Have you ever used ‘kitten’ as a term of endearment?

Chanel’s Creative Director Karl Lagerfeld does, and he won’t accept his age (77) gracefully. More power to him – he gives hope to all the old fogies among us.

The fashion guru (tsar? mogul? – one can get terribly confused by today’s vocabulary) proves that age is no obstacle to romance and even to marriage. Yet one’s palms, about ready to come together in thunderous applause, stop midway when one realises that the person the guru/tsar/mogul wishes to marry isn’t, well, exactly a person.

It’s his beloved one-year-old Siamese cat Choupette. Those of you who may unfashionably think that such nuptial plans are a tad perverse must be reassured that Choupette is female. Yet even if she were a tom, one is no longer supposed to be judgemental about such matters. Love comes in all shapes and sizes and we must welcome them all.

In fact, Karl is a traditional gent who believes it’s a man’s duty to pamper and look after his beloved – no newfangled egalitarian notions for him.

He refers to the current love of his life as ‘his most valuable possession’, which is a charmingly dated approach to romance. And he’s as good as his word: Choupette has a large staff assigned exclusively to her.

This includes three ladies-in-waiting who record for posterity (and for Karl) everything Choupette does during the day. Since cats’ activities tend not to be overly varied, the recording duties can’t be too onerous. Just copy the words ‘sleep’, ‘eat’, ‘urinate’ and ‘defecate’, paste them into the text as appropriate – any modern 10-year-old could do it.

Obviously such a refined creature as Choupette deserves her own chef assisted by several sous-chefs. Together they develop daily menus of delicacies and serve them to their (and presumably Karl’s) mistress, as she reclines on a velvet cushion.

Like most modern celebrities, Choupette is a regular jetsetter. She has her own plane and follows Karl to all sorts of exotic locations.

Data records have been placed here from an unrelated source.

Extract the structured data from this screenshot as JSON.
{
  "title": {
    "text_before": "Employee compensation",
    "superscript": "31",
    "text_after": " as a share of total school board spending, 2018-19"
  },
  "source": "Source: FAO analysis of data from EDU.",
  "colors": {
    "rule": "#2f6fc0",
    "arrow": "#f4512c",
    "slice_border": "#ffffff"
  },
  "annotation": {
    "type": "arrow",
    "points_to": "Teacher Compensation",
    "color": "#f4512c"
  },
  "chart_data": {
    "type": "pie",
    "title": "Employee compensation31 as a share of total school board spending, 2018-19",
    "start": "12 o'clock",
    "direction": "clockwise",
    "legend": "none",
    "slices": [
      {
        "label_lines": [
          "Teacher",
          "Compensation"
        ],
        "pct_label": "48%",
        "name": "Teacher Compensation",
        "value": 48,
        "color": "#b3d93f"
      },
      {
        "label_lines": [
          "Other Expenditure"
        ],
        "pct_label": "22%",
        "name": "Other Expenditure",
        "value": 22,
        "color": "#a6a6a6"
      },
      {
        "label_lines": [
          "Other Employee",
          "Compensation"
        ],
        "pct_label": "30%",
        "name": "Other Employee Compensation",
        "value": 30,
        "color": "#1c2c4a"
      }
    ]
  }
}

A creature of her time, she also maintains a blog on Twitter which boasts 27,000 subscribers. “I’m Choupette Lagerfeld,” she identifies herself. “I’m a well-known beauty who won’t eat off the floor. I have a staff of servants who satisfy my every whim,” she boasts.

One may harbour a sneaky suspicion that Chaupette’s blog is ghost-written, but then how many celebrities do their own writing? In fact writing your own stuff is positively infra dig.

“I never thought I could fall so deeply in love with a cat,” comments Lagerfeld, but then love often does arrive unexpectedly.

The old-fashioned gentleman that Karl is, one wonders if he believes in sex before marriage. He probably does – even old fogies have to make concessions to their time. Not to worry: Karl can base his sexual practices on ample theoretical support.

For example, Peter Singer, Princeton professor of bioethics (whatever that means) allowed in 2001 that humans and animals can have “mutually satisfying” sexual relations.

“We are animals, indeed more specifically, we are great apes,” explained the good professor on the basis of frank self-assessment. Therefore such sex “ceases to be an offence to our status and dignity as human beings.”

Even earlier, in 1991, the Dutch professor Midas Dekkers wrote an academic treatise Dearest Pet: On Bestiality which adds a whole new meaning to the concepts of heavy petting and indeed of Midas touch. Bestiality now rests on a firm scientific foundation.

According to these scholars, sex has no ethical aspect at all – it’s all about feeling, love, passion, that sort of thing. By inference, no object of such romantic emotions can possibly bring them into disrepute, and they are all worthy of being sanctified by marriage.

Unfortunately for Lagerfeld, his country of residence, France, has so far only travelled that road halfway: it still balks at allowing interspecies marriage. But exponents of the thin-end-of-the-wedge theory know that another expansion of marital bliss can’t be too far in the future. A few more years of Hollande’s government in France (and Dave’s in Britain) will guarantee the ultimate emancipation of love.

And why on earth not? If we are nothing but ‘great apes’, better than some, worse than others, why shouldn’t we be allowed to marry animals?

We may be more intelligent, but the Singers of this world have a ready argument. Only some of us are more intelligent than say chimps. What about brain-damaged or severely retarded people? Those in a coma? Some of them are no brighter than Choupette, so there goes the intelligence argument right out of the window.

When a philosophy allows such warped arguments to be made plausibly, the philosophy itself is warped. The exclusivity of man was asserted in the founding document of the West (Gen 1: 27, to quote chapter and verse), and it’s only by tossing this document aside that all sorts of degenerate variants of marriage become possible.

But this document has indeed been tossed aside, and insisting on it as the basis of our civilisation seems rather churlish. So fine, we are nothing but apes, and where does it say that apes can’t marry cats?

Thus I hope you’ll join me in wishing Karl and Choupette every happiness in the world. Incidentally, does anyone know the cat for ‘I do’?